People at my lectures and seminars usually ask me if I am still optimistic about civilian space programs and life extension. I am more optimistic than ever. Despite the seemingly terminal case of rigidicus bureaucraticus at NASA, I have reason to believe certain European countries will soon jointly launch the kind of space migration effort advocated here; and Reagan’s SDI, for all its jingoism, means that more money will be spent on basic research than at any previous time in history.
On the life extension front, there have been several best-sellers on the subject since this book first appeared; there is interest even in the most intellectually backward part of U.S. society (namely, the Congress); and scientists in the longevity field whom I have met recently all cheerfully say they are getting more money for research than in the 70s. The breakthrough cannot be far away.

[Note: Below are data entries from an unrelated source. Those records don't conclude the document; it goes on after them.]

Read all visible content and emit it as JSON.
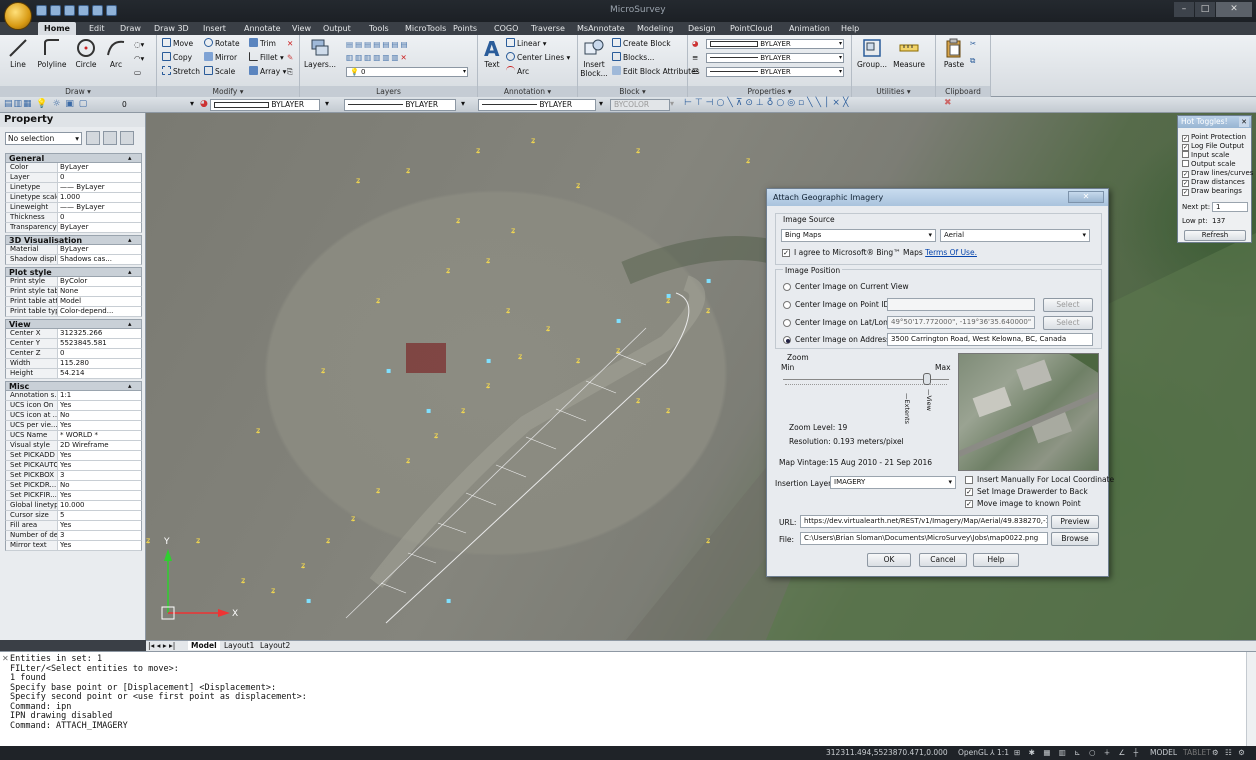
{
  "window": {
    "title": "MicroSurvey",
    "controls": [
      "–",
      "□",
      "✕"
    ]
  },
  "ribbon_tabs": [
    "Home",
    "Edit",
    "Draw",
    "Draw 3D",
    "Insert",
    "Annotate",
    "View",
    "Output",
    "Tools",
    "MicroTools",
    "Points",
    "COGO",
    "Traverse",
    "MsAnnotate",
    "Modeling",
    "Design",
    "PointCloud",
    "Animation",
    "Help"
  ],
  "ribbon": {
    "draw": {
      "label": "Draw",
      "line": "Line",
      "polyline": "Polyline",
      "circle": "Circle",
      "arc": "Arc"
    },
    "modify": {
      "label": "Modify",
      "move": "Move",
      "rotate": "Rotate",
      "trim": "Trim",
      "copy": "Copy",
      "mirror": "Mirror",
      "fillet": "Fillet",
      "stretch": "Stretch",
      "scale": "Scale",
      "array": "Array"
    },
    "layers": {
      "label": "Layers",
      "layers_btn": "Layers...",
      "layer_value": "0"
    },
    "annotation": {
      "label": "Annotation",
      "text": "Text",
      "linear": "Linear",
      "center_lines": "Center Lines",
      "arc": "Arc"
    },
    "block": {
      "label": "Block",
      "insert_block": "Insert Block...",
      "create_block": "Create Block",
      "blocks": "Blocks...",
      "edit_block_attributes": "Edit Block Attributes"
    },
    "properties": {
      "label": "Properties",
      "color": "BYLAYER",
      "linetype": "BYLAYER",
      "lineweight": "BYLAYER"
    },
    "utilities": {
      "label": "Utilities",
      "group": "Group...",
      "measure": "Measure"
    },
    "clipboard": {
      "label": "Clipboard",
      "paste": "Paste"
    }
  },
  "props_toolbar": {
    "layer": "0",
    "color": "BYLAYER",
    "linetype": "BYLAYER",
    "lineweight": "BYLAYER",
    "plotstyle": "BYCOLOR"
  },
  "property_panel": {
    "title": "Property",
    "selection": "No selection",
    "sections": [
      {
        "name": "General",
        "rows": [
          [
            "Color",
            "ByLayer"
          ],
          [
            "Layer",
            "0"
          ],
          [
            "Linetype",
            "—— ByLayer"
          ],
          [
            "Linetype scale",
            "1.000"
          ],
          [
            "Lineweight",
            "—— ByLayer"
          ],
          [
            "Thickness",
            "0"
          ],
          [
            "Transparency",
            "ByLayer"
          ]
        ]
      },
      {
        "name": "3D Visualisation",
        "rows": [
          [
            "Material",
            "ByLayer"
          ],
          [
            "Shadow displ...",
            "Shadows cas..."
          ]
        ]
      },
      {
        "name": "Plot style",
        "rows": [
          [
            "Print style",
            "ByColor"
          ],
          [
            "Print style table",
            "None"
          ],
          [
            "Print table att...",
            "Model"
          ],
          [
            "Print table type",
            "Color-depend..."
          ]
        ]
      },
      {
        "name": "View",
        "rows": [
          [
            "Center X",
            "312325.266"
          ],
          [
            "Center Y",
            "5523845.581"
          ],
          [
            "Center Z",
            "0"
          ],
          [
            "Width",
            "115.280"
          ],
          [
            "Height",
            "54.214"
          ]
        ]
      },
      {
        "name": "Misc",
        "rows": [
          [
            "Annotation s...",
            "1:1"
          ],
          [
            "UCS icon On",
            "Yes"
          ],
          [
            "UCS icon at ...",
            "No"
          ],
          [
            "UCS per vie...",
            "Yes"
          ],
          [
            "UCS Name",
            "* WORLD *"
          ],
          [
            "Visual style",
            "2D Wireframe"
          ],
          [
            "Set PICKADD",
            "Yes"
          ],
          [
            "Set PICKAUTO",
            "Yes"
          ],
          [
            "Set PICKBOX",
            "3"
          ],
          [
            "Set PICKDR...",
            "No"
          ],
          [
            "Set PICKFIR...",
            "Yes"
          ],
          [
            "Global linetyp...",
            "10.000"
          ],
          [
            "Cursor size",
            "5"
          ],
          [
            "Fill area",
            "Yes"
          ],
          [
            "Number of de...",
            "3"
          ],
          [
            "Mirror text",
            "Yes"
          ]
        ]
      }
    ]
  },
  "layout_tabs": [
    "Model",
    "Layout1",
    "Layout2"
  ],
  "ucs": {
    "y": "Y",
    "x": "X"
  },
  "dialog": {
    "title": "Attach Geographic Imagery",
    "image_source_label": "Image Source",
    "source": "Bing Maps",
    "imagery_type": "Aerial",
    "agree_text": "I agree to Microsoft® Bing™ Maps",
    "terms_link": "Terms Of Use.",
    "image_position_label": "Image Position",
    "opt_current_view": "Center Image on Current View",
    "opt_point_id": "Center Image on Point ID:",
    "opt_latlong": "Center Image on Lat/Long:",
    "latlong_value": "49°50'17.772000\", -119°36'35.640000\"",
    "opt_address": "Center Image on Address:",
    "address_value": "3500 Carrington Road, West Kelowna, BC, Canada",
    "select": "Select",
    "zoom_label": "Zoom",
    "zoom_min": "Min",
    "zoom_max": "Max",
    "zoom_extents": "—Extents",
    "zoom_view": "—View",
    "zoom_level": "Zoom Level:  19",
    "resolution": "Resolution:  0.193 meters/pixel",
    "map_vintage_label": "Map Vintage:",
    "map_vintage_value": "15 Aug 2010 - 21 Sep 2016",
    "insertion_layer_label": "Insertion Layer:",
    "insertion_layer_value": "IMAGERY",
    "chk_insert_manually": "Insert Manually For Local Coordinate",
    "chk_drawerder": "Set Image Drawerder to Back",
    "chk_move_known": "Move image to known Point",
    "url_label": "URL:",
    "url_value": "https://dev.virtualearth.net/REST/v1/Imagery/Map/Aerial/49.838270,-119.6",
    "file_label": "File:",
    "file_value": "C:\\Users\\Brian Sloman\\Documents\\MicroSurvey\\Jobs\\map0022.png",
    "preview": "Preview",
    "browse": "Browse",
    "ok": "OK",
    "cancel": "Cancel",
    "help": "Help"
  },
  "hot_toggles": {
    "title": "Hot Toggles!",
    "items": [
      [
        "Point Protection",
        true
      ],
      [
        "Log File Output",
        true
      ],
      [
        "Input scale",
        false
      ],
      [
        "Output scale",
        false
      ],
      [
        "Draw lines/curves",
        true
      ],
      [
        "Draw distances",
        true
      ],
      [
        "Draw bearings",
        true
      ]
    ],
    "next_pt_label": "Next pt:",
    "next_pt_value": "1",
    "low_pt_label": "Low pt:",
    "low_pt_value": "137",
    "refresh": "Refresh"
  },
  "command_lines": [
    "Entities in set: 1",
    "FILter/<Select entities to move>:",
    "1 found",
    "Specify base point or [Displacement] <Displacement>:",
    "Specify second point or <use first point as displacement>:",
    "Command: ipn",
    "IPN drawing disabled",
    "Command: ATTACH_IMAGERY"
  ],
  "status": {
    "coords": "312311.494,5523870.471,0.000",
    "opengl": "OpenGL",
    "scale": "1:1",
    "model": "MODEL",
    "tablet": "TABLET"
  }
}
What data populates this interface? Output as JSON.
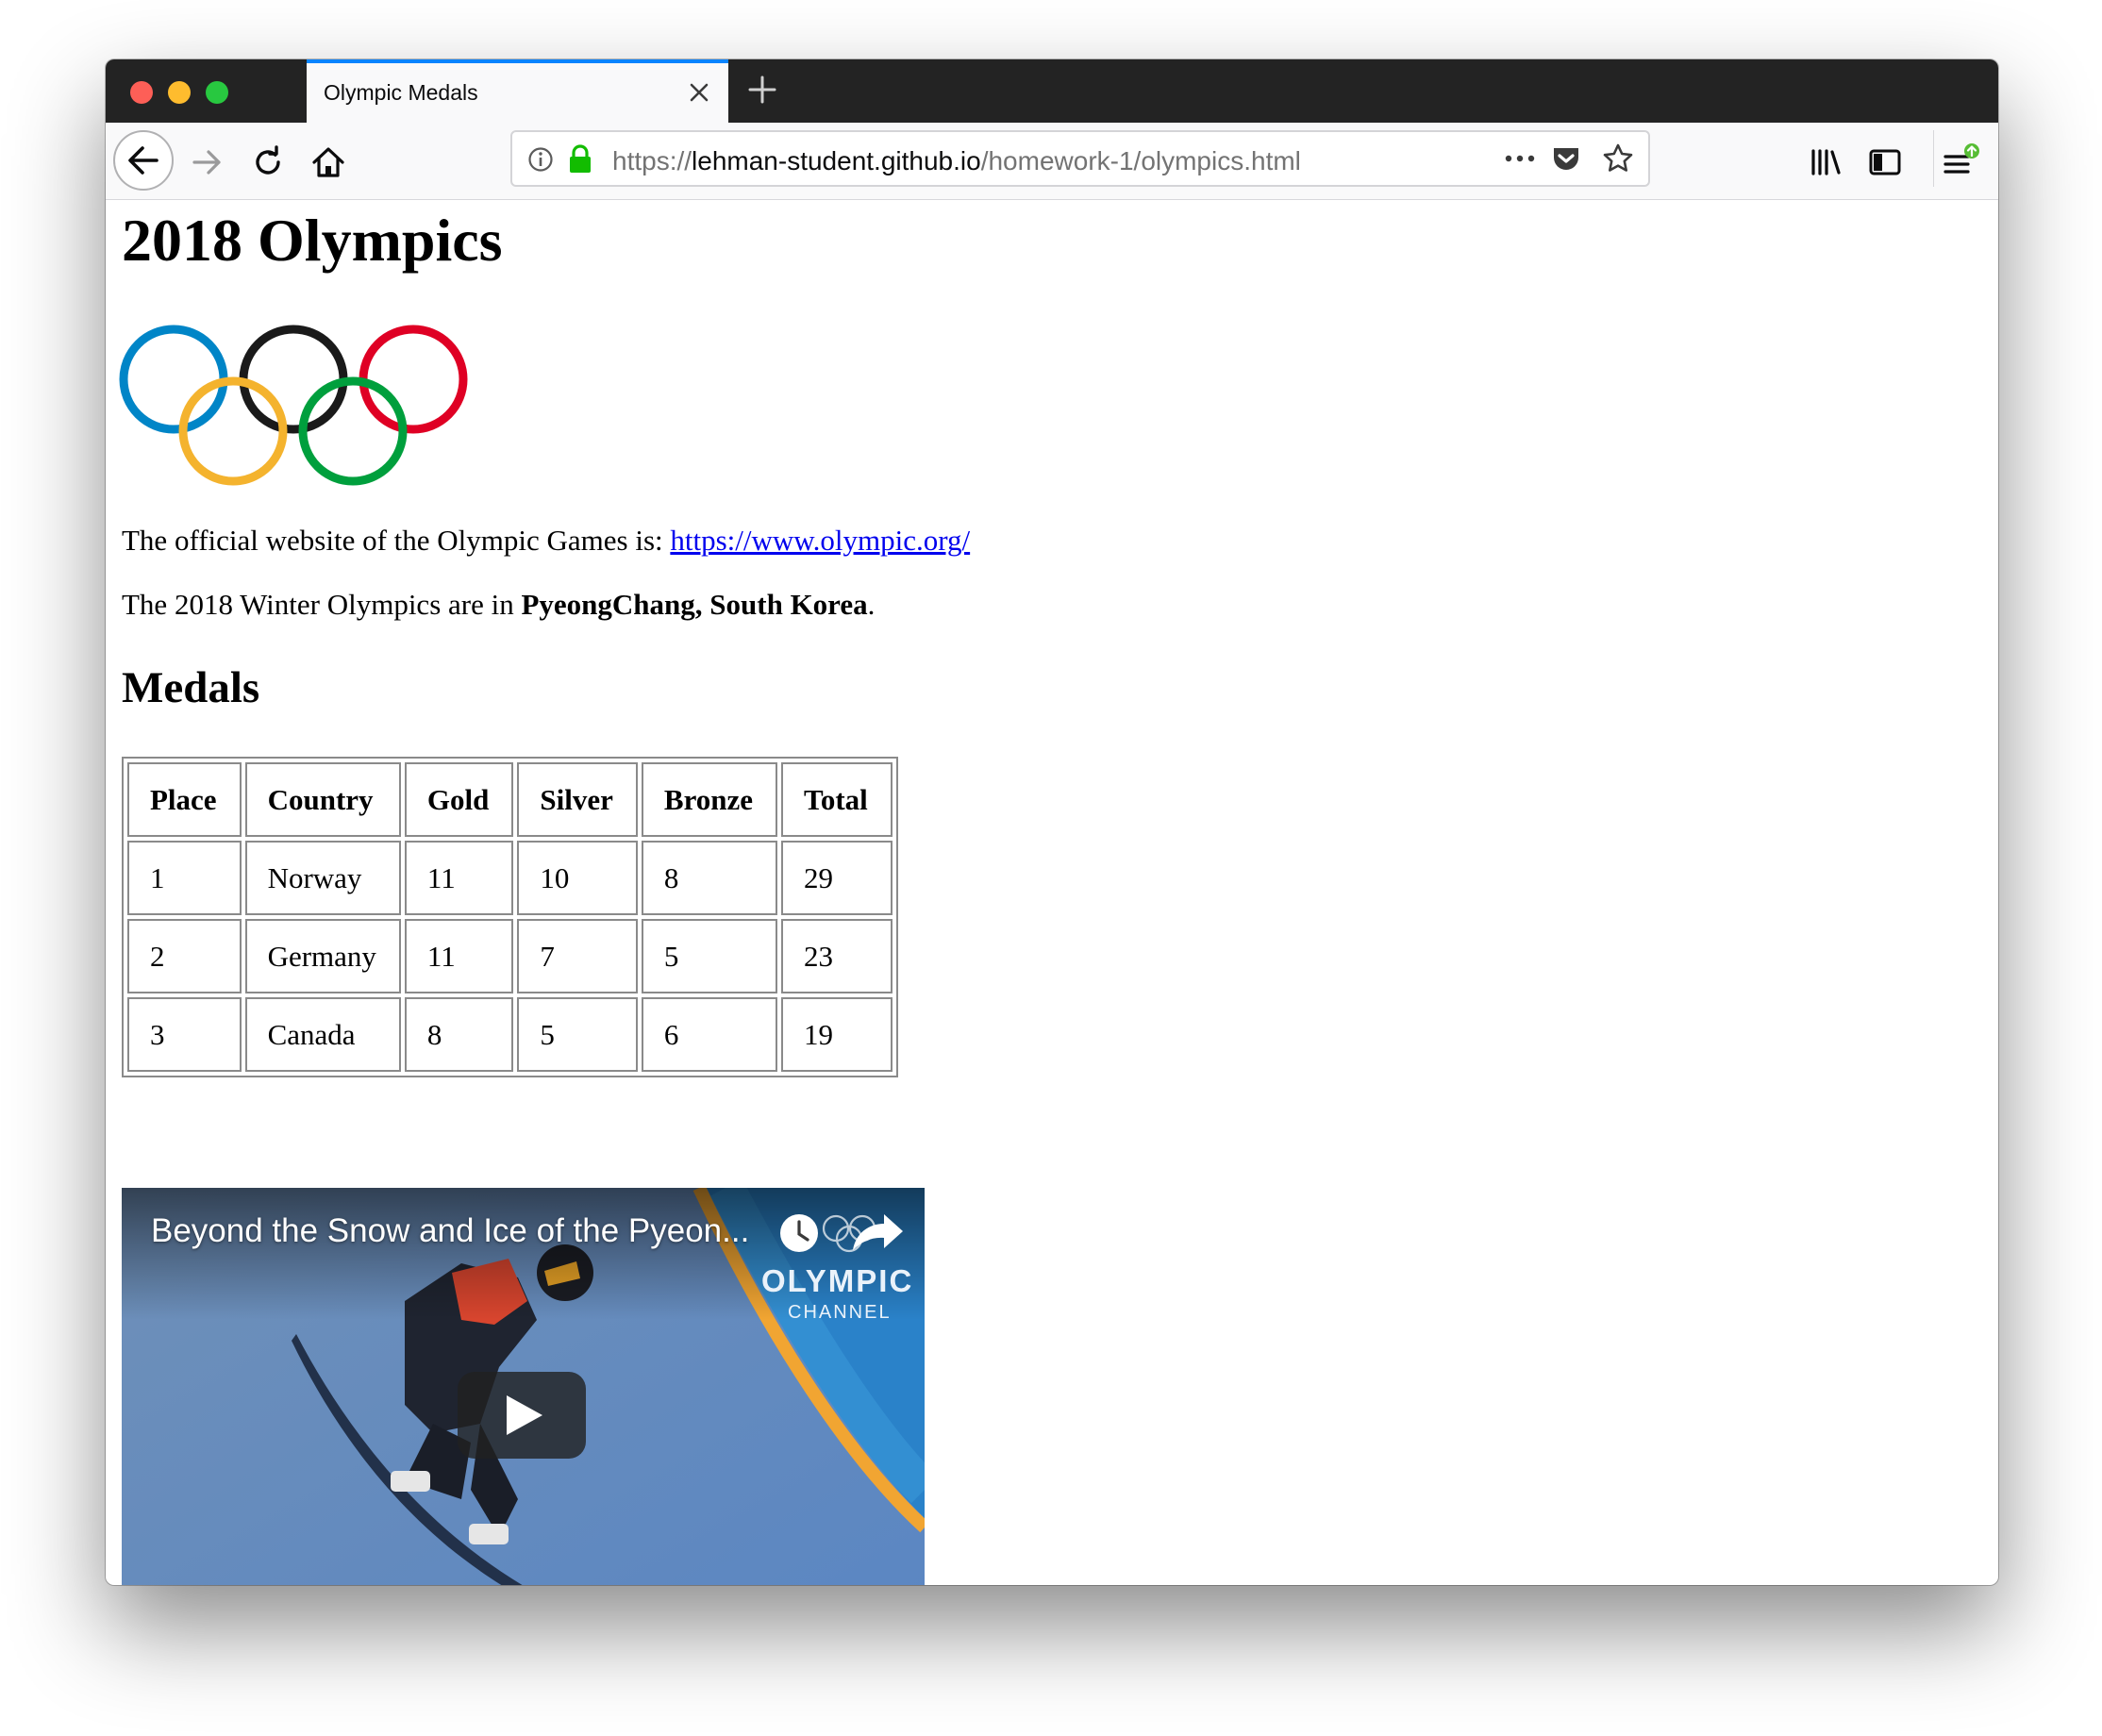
{
  "browser": {
    "tab_title": "Olympic Medals",
    "url": {
      "scheme": "https://",
      "host": "lehman-student.github.io",
      "path": "/homework-1/olympics.html"
    }
  },
  "page": {
    "title": "2018 Olympics",
    "official_site_text": "The official website of the Olympic Games is: ",
    "official_site_link": "https://www.olympic.org/",
    "location_prefix": "The 2018 Winter Olympics are in ",
    "location": "PyeongChang, South Korea",
    "location_suffix": ".",
    "medals_heading": "Medals",
    "medals_table": {
      "headers": [
        "Place",
        "Country",
        "Gold",
        "Silver",
        "Bronze",
        "Total"
      ],
      "rows": [
        [
          "1",
          "Norway",
          "11",
          "10",
          "8",
          "29"
        ],
        [
          "2",
          "Germany",
          "11",
          "7",
          "5",
          "23"
        ],
        [
          "3",
          "Canada",
          "8",
          "5",
          "6",
          "19"
        ]
      ]
    },
    "video": {
      "title": "Beyond the Snow and Ice of the Pyeon...",
      "brand_line1": "OLYMPIC",
      "brand_line2": "CHANNEL"
    }
  },
  "colors": {
    "link": "#0000ee",
    "tab_accent": "#0a84ff",
    "ring_blue": "#0085c7",
    "ring_yellow": "#f4c300",
    "ring_black": "#000000",
    "ring_green": "#009f3d",
    "ring_red": "#df0024"
  }
}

Finally as a matter of some entertainment value, not all the mail I have received about this book has been intelligent and thoughtful. I have received several quite nutty and unintentionally funny poison-pen letters from two groups of dogmatists — Fundamentalist Christians and Fundamentalist Materialists.
The Fundamentalist Christians have told me that I am a slave of Satan and should have the demons expelled with an exorcism. The Fundamentalist Materialists inform me that I am a liar, a charlatan, fraud and scoundrel. Aside from this minor difference, the letters are astoundingly similar. Both groups share in the same crusading zeal and the same total lack of humor, charity, and common human decency.
These intolerable cults have served to confirm me in my agnosticism by presenting further evidence to support my contention that when dogmas enter the brain, all intellectual activity ceases.